Edexcel IAL June 2024 P4 (WMA14/01) Q4 Related Rates of Change, Radian Measure
Figure 1 shows a sketch of a segment PQRP of a circle with centre O and radius 5 cm.
Given that
- angle POR is θ radians
- θ is increasing, from 0 to π, at a constant rate of 0.1 radians per second
- the area of the segment PQRP is A cm²
(a) show that
\(\frac{dA}{d\theta} = k (1 – \cos \theta)\)
where k is a constant to be found.(4)
(b) Find, in cm²s⁻¹, the rate of increase of the area of the segment when \(\theta = \frac{\pi}{3}\)(4)
Solution to Part a: Rate of Change of Area of a Circular Segment
Key Concepts Used:
- Geometry of a Circle: Understanding the area of a sector and a triangle within a circle.
- Differentiation: Applying differentiation to find the rate of change of area with respect to angle.

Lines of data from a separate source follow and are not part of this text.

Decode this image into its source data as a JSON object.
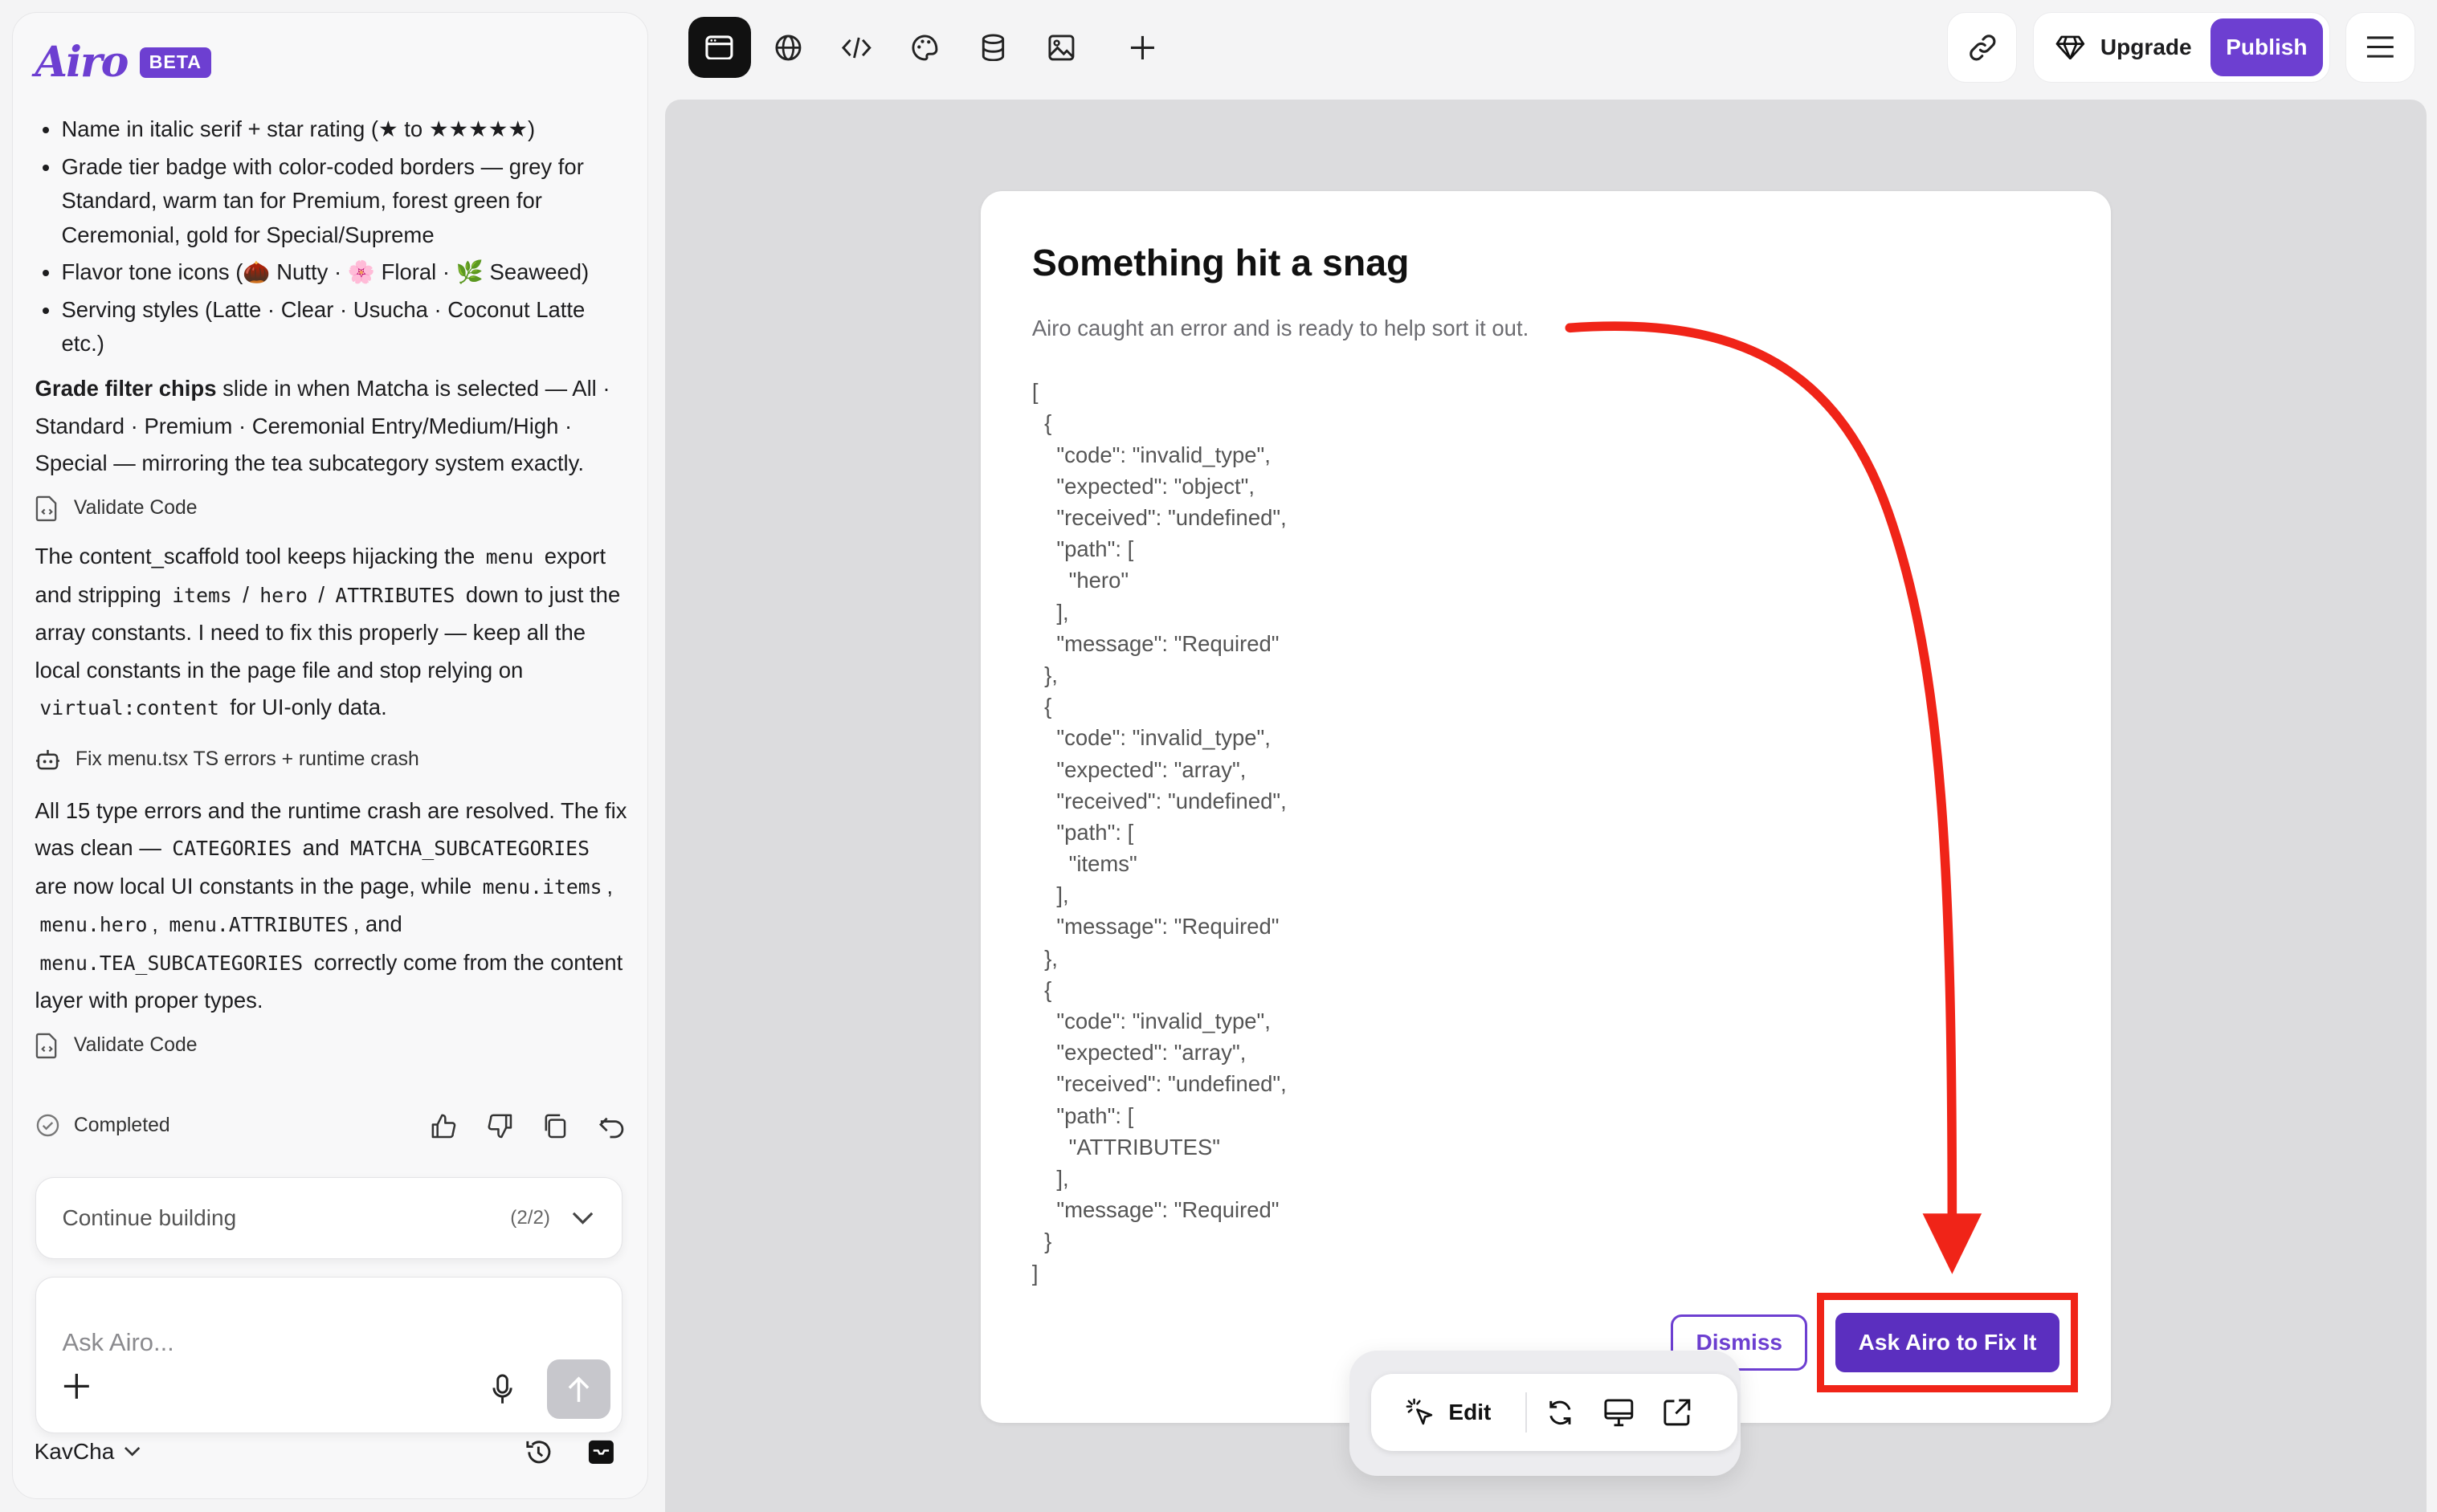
{
  "app": {
    "logo": "Airo",
    "badge": "BETA"
  },
  "chat": {
    "bullets": [
      "Name in italic serif + star rating (★ to ★★★★★)",
      "Grade tier badge with color-coded borders — grey for Standard, warm tan for Premium, forest green for Ceremonial, gold for Special/Supreme",
      "Flavor tone icons (🌰 Nutty · 🌸 Floral · 🌿 Seaweed)",
      "Serving styles (Latte · Clear · Usucha · Coconut Latte etc.)"
    ],
    "grade_strong": "Grade filter chips",
    "grade_rest": " slide in when Matcha is selected — All · Standard · Premium · Ceremonial Entry/Medium/High · Special — mirroring the tea subcategory system exactly.",
    "tool1": "Validate Code",
    "p2": {
      "t1": "The content_scaffold tool keeps hijacking the ",
      "c1": "menu",
      "t2": " export and stripping ",
      "c2": "items",
      "t3": " / ",
      "c3": "hero",
      "t4": " / ",
      "c4": "ATTRIBUTES",
      "t5": " down to just the array constants. I need to fix this properly — keep all the local constants in the page file and stop relying on ",
      "c5": "virtual:content",
      "t6": " for UI-only data."
    },
    "tool2": "Fix menu.tsx TS errors + runtime crash",
    "p3": {
      "t1": "All 15 type errors and the runtime crash are resolved. The fix was clean — ",
      "c1": "CATEGORIES",
      "t2": " and ",
      "c2": "MATCHA_SUBCATEGORIES",
      "t3": " are now local UI constants in the page, while ",
      "c3": "menu.items",
      "t4": ", ",
      "c4": "menu.hero",
      "t5": ", ",
      "c5": "menu.ATTRIBUTES",
      "t6": ", and ",
      "c6": "menu.TEA_SUBCATEGORIES",
      "t7": " correctly come from the content layer with proper types."
    },
    "tool3": "Validate Code",
    "status": "Completed"
  },
  "continue": {
    "label": "Continue building",
    "count": "(2/2)"
  },
  "composer": {
    "placeholder": "Ask Airo..."
  },
  "footer": {
    "workspace": "KavCha"
  },
  "topbar": {
    "upgrade": "Upgrade",
    "publish": "Publish"
  },
  "error_card": {
    "title": "Something hit a snag",
    "subtitle": "Airo caught an error and is ready to help sort it out.",
    "details": "[\n  {\n    \"code\": \"invalid_type\",\n    \"expected\": \"object\",\n    \"received\": \"undefined\",\n    \"path\": [\n      \"hero\"\n    ],\n    \"message\": \"Required\"\n  },\n  {\n    \"code\": \"invalid_type\",\n    \"expected\": \"array\",\n    \"received\": \"undefined\",\n    \"path\": [\n      \"items\"\n    ],\n    \"message\": \"Required\"\n  },\n  {\n    \"code\": \"invalid_type\",\n    \"expected\": \"array\",\n    \"received\": \"undefined\",\n    \"path\": [\n      \"ATTRIBUTES\"\n    ],\n    \"message\": \"Required\"\n  }\n]",
    "dismiss": "Dismiss",
    "fix": "Ask Airo to Fix It"
  },
  "edit_bar": {
    "edit": "Edit"
  },
  "colors": {
    "accent": "#6d3fd1",
    "annotation": "#f02418"
  }
}
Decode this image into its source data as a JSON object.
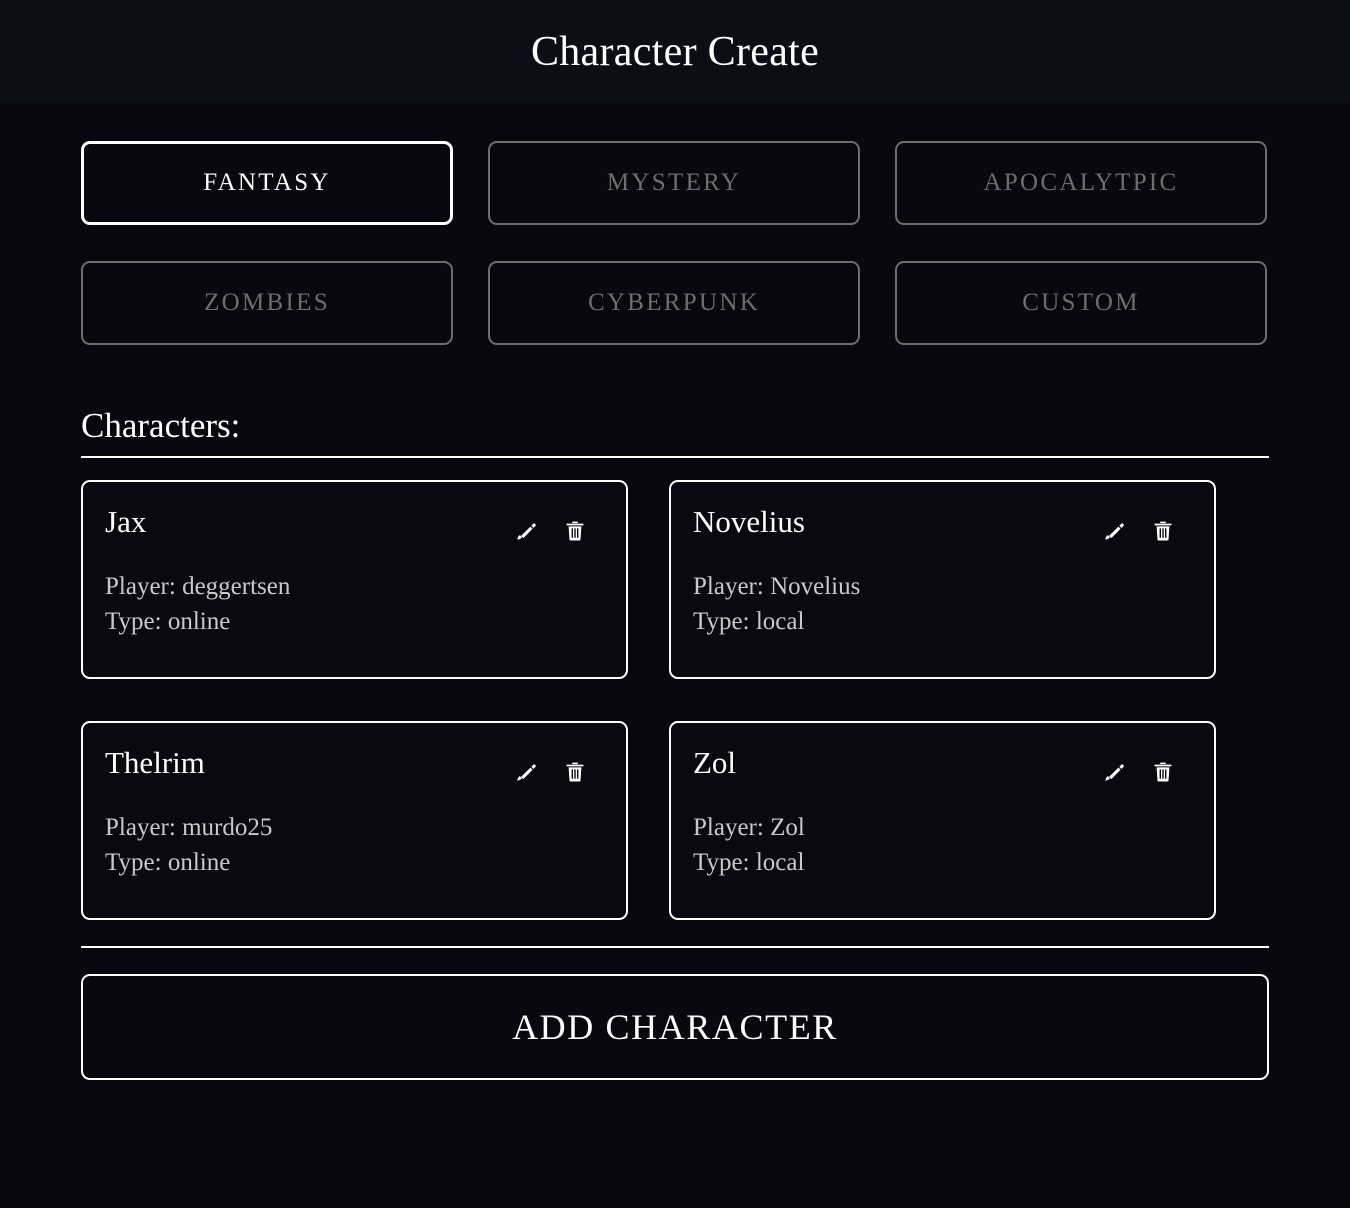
{
  "header": {
    "title": "Character Create"
  },
  "genres": {
    "items": [
      {
        "label": "FANTASY",
        "active": true
      },
      {
        "label": "MYSTERY",
        "active": false
      },
      {
        "label": "APOCALYTPIC",
        "active": false
      },
      {
        "label": "ZOMBIES",
        "active": false
      },
      {
        "label": "CYBERPUNK",
        "active": false
      },
      {
        "label": "CUSTOM",
        "active": false
      }
    ]
  },
  "characters_section": {
    "heading": "Characters:",
    "player_label": "Player:",
    "type_label": "Type:",
    "edit_icon": "pencil-icon",
    "delete_icon": "trash-icon",
    "cards": [
      {
        "name": "Jax",
        "player_line": "Player: deggertsen",
        "type_line": "Type: online",
        "player": "deggertsen",
        "type": "online"
      },
      {
        "name": "Novelius",
        "player_line": "Player: Novelius",
        "type_line": "Type: local",
        "player": "Novelius",
        "type": "local"
      },
      {
        "name": "Thelrim",
        "player_line": "Player: murdo25",
        "type_line": "Type: online",
        "player": "murdo25",
        "type": "online"
      },
      {
        "name": "Zol",
        "player_line": "Player: Zol",
        "type_line": "Type: local",
        "player": "Zol",
        "type": "local"
      }
    ]
  },
  "footer": {
    "add_character_label": "ADD CHARACTER"
  },
  "colors": {
    "header_background": "#0a0e17",
    "page_background": "#0a0711",
    "accent_active": "#ffffff",
    "border_inactive": "#6e6e6e",
    "text_inactive": "#6d6d6d",
    "text_meta": "#c9c9cd"
  }
}
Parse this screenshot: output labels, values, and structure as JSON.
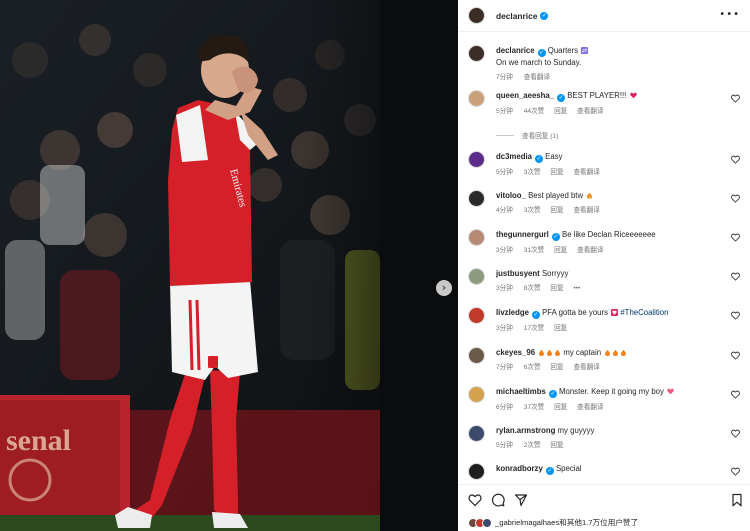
{
  "post": {
    "author": "declanrice",
    "caption_tag": "Quarters",
    "caption_line2": "On we march to Sunday.",
    "caption_time": "7分钟",
    "caption_translate": "查看翻译",
    "likes_text": "_gabrielmagalhaes和其他1.7万位用户赞了"
  },
  "photo": {
    "jersey_text": "Emirates",
    "banner_text": "senal"
  },
  "labels": {
    "reply": "回复",
    "translate": "查看翻译",
    "view_replies": "查看回复 (1)"
  },
  "comments": [
    {
      "user": "queen_aeesha_",
      "verified": true,
      "text": "BEST PLAYER!!!",
      "emoji": "red-heart",
      "time": "5分钟",
      "likes": "44次赞",
      "reply": true,
      "translate": true,
      "avatar_color": "#c9a07a"
    },
    {
      "user": "dc3media",
      "verified": true,
      "text": "Easy",
      "time": "5分钟",
      "likes": "3次赞",
      "reply": true,
      "translate": true,
      "avatar_color": "#5b2c8a"
    },
    {
      "user": "vitoloo_",
      "verified": false,
      "text": "Best played btw",
      "emoji": "fire",
      "time": "4分钟",
      "likes": "3次赞",
      "reply": true,
      "translate": true,
      "avatar_color": "#2a2a2a"
    },
    {
      "user": "thegunnergurl",
      "verified": true,
      "text": "Be like Declan Riceeeeeee",
      "time": "3分钟",
      "likes": "31次赞",
      "reply": true,
      "translate": true,
      "avatar_color": "#b78a76"
    },
    {
      "user": "justbusyent",
      "verified": false,
      "text": "Sorryyy",
      "time": "3分钟",
      "likes": "8次赞",
      "reply": true,
      "more": "•••",
      "avatar_color": "#8f9a7e"
    },
    {
      "user": "livzledge",
      "verified": true,
      "text": "PFA gotta be yours",
      "tag": "#TheCoalition",
      "time": "3分钟",
      "likes": "17次赞",
      "reply": true,
      "avatar_color": "#c0392b"
    },
    {
      "user": "ckeyes_96",
      "verified": false,
      "text": "my captain",
      "time": "7分钟",
      "likes": "6次赞",
      "reply": true,
      "translate": true,
      "avatar_color": "#6b5a48"
    },
    {
      "user": "michaeltimbs",
      "verified": true,
      "text": "Monster. Keep it going my boy",
      "emoji": "pink-heart",
      "time": "6分钟",
      "likes": "37次赞",
      "reply": true,
      "translate": true,
      "avatar_color": "#d4a24e"
    },
    {
      "user": "rylan.armstrong",
      "verified": false,
      "text": "my guyyyy",
      "time": "5分钟",
      "likes": "2次赞",
      "reply": true,
      "avatar_color": "#3c4a6b"
    },
    {
      "user": "konradborzy",
      "verified": true,
      "text": "Special",
      "time": "",
      "likes": "",
      "reply": false,
      "avatar_color": "#1e1e1e"
    }
  ],
  "colors": {
    "verified": "#0095f6",
    "arsenal_red": "#d5202a",
    "muted": "#737373",
    "link": "#00376b"
  },
  "icons": [
    "more-icon",
    "heart-icon",
    "comment-icon",
    "share-icon",
    "bookmark-icon",
    "chevron-right-icon",
    "verified-icon"
  ]
}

- Chain Rule: Using the chain rule to connect the rate of change of area with respect to time.
Step-by-Step Working:
-
Define the Areas:
Sector Area (POR):
The area of a sector with angle \(\theta\) radians and radius \(r = 5 \text{cm}\) is:
\(Area_{sector} = \frac{1}{2} r^2 \theta = \frac{1}{2} \times 25 \times \theta = \frac{25}{2} \theta\)Triangle Area (POR):
The area of triangle POR (using \(\frac{1}{2} \text{absinC}\)):
\(Area_{triangle} = \frac{1}{2} \times 5 \times 5 \times \sin\theta = \frac{25}{2} \sin\theta\) -
Segment Area (PORP):
The segment area is the sector area minus the triangle area:\(A = Area_{sector} – Area_{triangle} = \frac{25}{2} \theta – \frac{25}{2} \sin\theta\)Simplify:
\(A = \frac{25}{2} (\theta – \sin\theta)\) -
Differentiate \( A \) with respect to \(\theta\):
\(\frac{dA}{d\theta} = \frac{25}{2} (1 – \cos\theta)\)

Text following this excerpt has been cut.